Expresso das Ilhas – Como vai o audiovisual em Cabo Verde?
Leão Lopes – É uma pergunta difícil, porque não sei como é que está. Já disse isso várias vezes: nós começamos bem. Após a independência havia uma sensibilidade política para a área, tanto é que das primeiras instituições que se criou na altura foi o Instituto Cabo-verdiano do Cinema. Não sei se foi intuição, mas o que mais me estranha em todo o nosso processo é como é que havendo essa sensibilidade e de termos começado bem, termos depois regredido e até ainda não conseguimos recuperar essa experiência para relançar o país nas dinâmicas das indústrias criativas ligadas ao audiovisual que hoje são incontornáveis. Por exemplo, ainda a semana passada ouvimos o sr. primeiro ministro a falar mais uma vez sobre a indústria criativa. Isto parece um paradoxo, porque isto não tem expressão no Orçamento do Estado, o ministério da Cultura não tem esses meios expressos e não há política, de facto, nem educativa, nem cultural expressa ou visível para o sector. E muito menos linhas de financiamento que possam estimular os produtores e os realizadores, sobretudo os mais jovens, que poderiam estar a trabalhar neste momento serenamente e a produzir esse património audiovisual de que bem precisamos de afirmar aqui em Cabo Verde. As coisas estão em estádio de omissão que não vejo onde isto poderá desembocar, mesmo quando há um discurso político animado à volta das indústrias criativas. Eu sei que quando se fala das indústrias criativas em Cabo Verde, está-se a pensar eventualmente é na música. Mas a música tem o seu caminho, tem a sua história e vai por si própria…

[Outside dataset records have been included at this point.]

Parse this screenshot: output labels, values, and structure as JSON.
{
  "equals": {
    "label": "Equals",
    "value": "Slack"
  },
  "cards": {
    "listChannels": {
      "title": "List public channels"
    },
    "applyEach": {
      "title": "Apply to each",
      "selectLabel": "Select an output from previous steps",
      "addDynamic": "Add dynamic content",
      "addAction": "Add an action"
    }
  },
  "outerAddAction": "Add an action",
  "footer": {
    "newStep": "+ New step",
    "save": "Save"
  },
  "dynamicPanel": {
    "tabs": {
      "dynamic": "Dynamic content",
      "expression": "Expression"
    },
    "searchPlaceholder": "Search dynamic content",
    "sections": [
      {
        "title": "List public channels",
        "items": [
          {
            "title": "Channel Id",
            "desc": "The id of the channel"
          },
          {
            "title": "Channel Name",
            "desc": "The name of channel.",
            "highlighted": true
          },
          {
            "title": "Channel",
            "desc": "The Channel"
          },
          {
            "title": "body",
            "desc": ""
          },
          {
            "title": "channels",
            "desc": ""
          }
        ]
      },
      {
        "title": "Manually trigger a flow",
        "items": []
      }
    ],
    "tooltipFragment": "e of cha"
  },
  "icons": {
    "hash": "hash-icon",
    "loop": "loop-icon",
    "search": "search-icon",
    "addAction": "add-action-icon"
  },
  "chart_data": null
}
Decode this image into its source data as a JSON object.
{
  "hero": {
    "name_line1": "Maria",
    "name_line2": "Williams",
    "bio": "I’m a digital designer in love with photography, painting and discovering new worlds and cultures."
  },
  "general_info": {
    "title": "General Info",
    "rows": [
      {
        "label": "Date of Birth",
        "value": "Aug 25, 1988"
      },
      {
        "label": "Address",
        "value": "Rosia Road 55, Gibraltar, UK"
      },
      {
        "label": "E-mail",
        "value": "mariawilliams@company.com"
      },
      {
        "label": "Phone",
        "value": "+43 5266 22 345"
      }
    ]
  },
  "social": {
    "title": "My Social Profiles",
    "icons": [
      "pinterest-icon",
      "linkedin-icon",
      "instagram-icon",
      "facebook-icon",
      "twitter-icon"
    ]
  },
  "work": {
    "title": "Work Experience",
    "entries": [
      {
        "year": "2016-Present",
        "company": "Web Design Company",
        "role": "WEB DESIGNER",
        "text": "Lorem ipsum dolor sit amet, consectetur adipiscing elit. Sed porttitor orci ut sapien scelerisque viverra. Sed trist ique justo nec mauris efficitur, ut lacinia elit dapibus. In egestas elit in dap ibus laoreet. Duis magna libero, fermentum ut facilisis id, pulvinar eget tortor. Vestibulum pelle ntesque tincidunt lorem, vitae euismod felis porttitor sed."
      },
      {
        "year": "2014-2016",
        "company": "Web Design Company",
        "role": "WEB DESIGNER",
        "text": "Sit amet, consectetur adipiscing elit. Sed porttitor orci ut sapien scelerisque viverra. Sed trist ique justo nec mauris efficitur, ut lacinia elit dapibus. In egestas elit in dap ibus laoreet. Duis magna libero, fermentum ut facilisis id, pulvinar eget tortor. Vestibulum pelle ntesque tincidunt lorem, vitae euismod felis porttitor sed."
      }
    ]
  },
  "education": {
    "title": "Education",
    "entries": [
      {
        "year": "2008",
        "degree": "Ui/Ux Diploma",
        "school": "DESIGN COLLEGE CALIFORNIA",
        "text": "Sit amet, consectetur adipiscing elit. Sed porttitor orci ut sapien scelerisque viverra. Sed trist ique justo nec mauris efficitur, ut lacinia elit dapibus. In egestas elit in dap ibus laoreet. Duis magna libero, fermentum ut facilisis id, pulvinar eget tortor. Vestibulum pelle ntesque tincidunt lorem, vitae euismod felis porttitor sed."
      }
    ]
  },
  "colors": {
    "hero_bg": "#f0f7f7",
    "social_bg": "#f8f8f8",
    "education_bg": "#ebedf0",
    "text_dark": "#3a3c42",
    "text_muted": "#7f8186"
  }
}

Nos anos 90 houve grandes produções, mas depois não veio muita coisa.
Como disse, começamos relativamente bem. Eu costumo dizer que não temos que pretender que Cabo Verde tenha os meios que dificilmente poderá ter à disposição de algum sector. O país tem as suas prioridades, mas isso não quer dizer que não havendo meios não se crie políticas para o sector do audiovisual, porque há várias formas de mobilizar meios. Há muita curiosidade à volta de Cabo Verde nesse sector: há realizadores que já fazem carreira, como o Guenny Pires, por exemplo. Há o Silvão que é um dos realizadores mais activos de Cabo Verde. É uma pena ele não estar a trabalhar todos os dias. Há o Paulo Cabral que é um empenhadíssimo, mas que sofrimento é que esse rapaz tem para fazer um trabalho. Sei que vai haver no mês de Maio um festival internacional de cinema dedicado a Cabo Verde em Washington. Com certeza vão requisitar a presença de obras cabo-verdianas e de autores cabo-verdianos, mas de qualquer maneira parece um paradoxo que uma produtora dos Estados Unidos organize um festival de cinema de Cabo Verde (risos). Aliás, Cabo Verde tem uma história interessante de cinema. Não do cinema comercial, é verdade, mas do cinema experimental, amador. Não só internamente, mas também lá fora com imigrantes que começaram muito cedo a experimentar a imagem. Gente nossa da diáspora que se aproximou de Hollywood, que fizeram carreira em Hollyhood; não só como actores, mas também como técnicos. Enfim, há uma história interessante que valia a pena ser valorizada como património deste país e que poderia reflectir naquilo que podia-se estar a fazer hoje através desses jovens que estão empenhados, que gostam, que querem e que fazem esforço para se formarem. Tivemos no nosso cursos [M_EIA (Instituto Universitário de Arte, Tecnologia e Cultura)] vários jovens profissionais com muitas potencialidades de fazer carreira…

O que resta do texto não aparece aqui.